There were a lot of war correspondents back in the day; that would be a good place to start researching. A lot of soldiers also composed memoirs upon their return.
Audie Murphy’s autobiography, To Hell and Back, is pretty awesome.

jaytkay's avatar

Run Silent, Run Deep

“Editorial Review – Kirkus Reviews Copyright© VNU Business Media, Inc.
A story of submarines in the Pacific tells Edward G. Richardson’s responsibility in not permitting Jim Bledsoe, Executive Officer of the S-16, a premature qualification as skipper. It is not until they are on full duty that the hurt is covered up and then Jim shows the daring and brilliance of which Rich felt sure. The boats, their crews, and undersea battles are all here for the dedicated audience.”

CyanoticWasp's avatar

The Cruel Sea by Nicholas Monserrat

Guadalcanal Diary by Richard Tregaskis (one of the war correspondents @Nullo mentioned)
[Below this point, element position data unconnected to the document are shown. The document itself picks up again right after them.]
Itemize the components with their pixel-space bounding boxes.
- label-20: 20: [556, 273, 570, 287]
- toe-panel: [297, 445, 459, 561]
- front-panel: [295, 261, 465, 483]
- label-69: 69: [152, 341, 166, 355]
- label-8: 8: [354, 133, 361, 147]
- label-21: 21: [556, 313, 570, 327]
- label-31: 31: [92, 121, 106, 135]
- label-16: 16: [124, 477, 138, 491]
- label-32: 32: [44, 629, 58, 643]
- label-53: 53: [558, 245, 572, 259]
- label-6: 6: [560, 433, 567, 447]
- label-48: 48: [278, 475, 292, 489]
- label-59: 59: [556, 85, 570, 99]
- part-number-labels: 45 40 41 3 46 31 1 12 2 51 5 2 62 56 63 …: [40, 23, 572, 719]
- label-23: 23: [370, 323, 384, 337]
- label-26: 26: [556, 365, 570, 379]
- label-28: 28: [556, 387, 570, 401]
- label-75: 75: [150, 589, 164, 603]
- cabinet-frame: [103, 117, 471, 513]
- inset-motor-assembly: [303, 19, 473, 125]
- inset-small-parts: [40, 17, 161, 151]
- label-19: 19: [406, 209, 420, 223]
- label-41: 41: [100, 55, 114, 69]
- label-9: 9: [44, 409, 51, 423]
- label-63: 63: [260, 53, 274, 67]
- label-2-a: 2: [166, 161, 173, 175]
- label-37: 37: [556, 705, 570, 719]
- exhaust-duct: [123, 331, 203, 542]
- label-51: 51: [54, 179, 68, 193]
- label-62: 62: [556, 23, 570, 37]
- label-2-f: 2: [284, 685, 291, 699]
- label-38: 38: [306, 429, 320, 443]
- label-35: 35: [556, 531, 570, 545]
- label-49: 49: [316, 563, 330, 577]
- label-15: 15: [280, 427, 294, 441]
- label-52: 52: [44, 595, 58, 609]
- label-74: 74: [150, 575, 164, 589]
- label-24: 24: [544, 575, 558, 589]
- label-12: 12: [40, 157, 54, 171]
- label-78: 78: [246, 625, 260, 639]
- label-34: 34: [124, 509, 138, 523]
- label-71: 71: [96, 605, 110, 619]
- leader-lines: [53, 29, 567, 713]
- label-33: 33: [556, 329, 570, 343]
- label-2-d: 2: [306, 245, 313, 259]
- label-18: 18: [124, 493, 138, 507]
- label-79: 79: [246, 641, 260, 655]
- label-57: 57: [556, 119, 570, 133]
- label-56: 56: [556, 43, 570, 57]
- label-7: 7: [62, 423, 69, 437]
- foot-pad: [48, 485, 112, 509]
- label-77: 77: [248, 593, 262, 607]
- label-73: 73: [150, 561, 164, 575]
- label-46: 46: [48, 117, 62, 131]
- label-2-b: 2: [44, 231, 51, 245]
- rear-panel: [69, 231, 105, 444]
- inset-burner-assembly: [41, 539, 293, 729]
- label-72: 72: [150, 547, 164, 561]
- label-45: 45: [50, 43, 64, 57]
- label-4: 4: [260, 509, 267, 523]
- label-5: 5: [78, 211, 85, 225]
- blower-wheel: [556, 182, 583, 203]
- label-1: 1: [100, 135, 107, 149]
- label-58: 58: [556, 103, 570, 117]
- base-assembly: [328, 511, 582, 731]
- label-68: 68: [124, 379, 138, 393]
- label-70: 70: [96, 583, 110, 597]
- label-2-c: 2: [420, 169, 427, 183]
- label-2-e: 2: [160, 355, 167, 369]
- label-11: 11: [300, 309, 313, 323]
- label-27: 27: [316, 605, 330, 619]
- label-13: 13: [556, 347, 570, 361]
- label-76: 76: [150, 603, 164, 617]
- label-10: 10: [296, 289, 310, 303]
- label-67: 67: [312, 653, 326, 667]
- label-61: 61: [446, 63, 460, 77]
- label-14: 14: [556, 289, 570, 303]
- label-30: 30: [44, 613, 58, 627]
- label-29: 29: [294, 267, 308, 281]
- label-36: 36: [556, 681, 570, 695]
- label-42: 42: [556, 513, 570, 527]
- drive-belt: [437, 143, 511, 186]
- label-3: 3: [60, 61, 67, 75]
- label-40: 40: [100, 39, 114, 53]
Flags of Our Fathers and Fly Boys by James Bradley

Whatever book was the basis of “Letters from Iwo Jima” (from the Japanese soldiers’ point of view)

faye's avatar

Band of Brothers by Syephen Ambrose. It is a true story- the book is in the non fiction section of the library.

dpworkin's avatar

There is a series of books on reportage from WWI, WWII and the Vietnam War. I suggest you look for the one that carried Ernie Pyle’s correspondence.

Nullo's avatar

Long ago, Landmark Books published a story titled “Thirty Seconds Over Tokyo,” which recounts the experiences of one Ted Lawson, pilot of the B-25 christened “The Ruptured Duck,” before, during, and after the Doolittle B-25 raid early in the War. The account is autobiographical, though I suspect that Landmark Books encouraged Lawson to write a version that could be marketed to younger readers, like the rest of their titles.
The book’s title, while somewhat cheesy, does allude to the fact that the bulk of the story pertains to their extensive training before the fact, and the months of traveling across rural China with nasty injuries and a single leg afterward.

The book was made into a movie not long after, though I do not expect that the adaptation is any good.
Even so, the book is still better than “Pearl Harbor.”
If you’re picky about details, you will find PH’s rendering of the Doolittle raid nothing short of grating.

There was another book that I read about the same time that was a series of vignettes, reconstructed from the diaries of soldiers throughout the war. I do not remember what it was called, but it’s out there.

@CyanoticWasp You’ve read Guadalcanal Diary!? My dad found that for me when I was going through a WWII phase. The same exact copy, we surmised, that he read when he was a kid. Read that thing to bits.
I’ve never met anybody else who’s even heard of it.

CyanoticWasp's avatar

@Nullo, no, I admit that I haven’t read it, but it’s on the list…

I only know about Tregaskis because I saw him featured on a program on History channel about WWII correspondents, and I happened to read Shaara’s 1942 recently, which featured a long account of the Guadalcanal campaign (among all of the other major Allied actions of 1942, including Bataan, Corregidor and Torch. That… and that Guadalcanal Diary fit the OP’s request.

UScitizen's avatar

General Kenney Reports, by George C. Kenney… One of the best examples EVER of right man, right place, right time… fascinating reading for the history buff

Snarp's avatar

The Great Escape.

UScitizen's avatar

I second “The Great Escape.”

@Nullo I first read “Guadalcanal Diary” several decades ago. I agree with you. Excellent suggestion.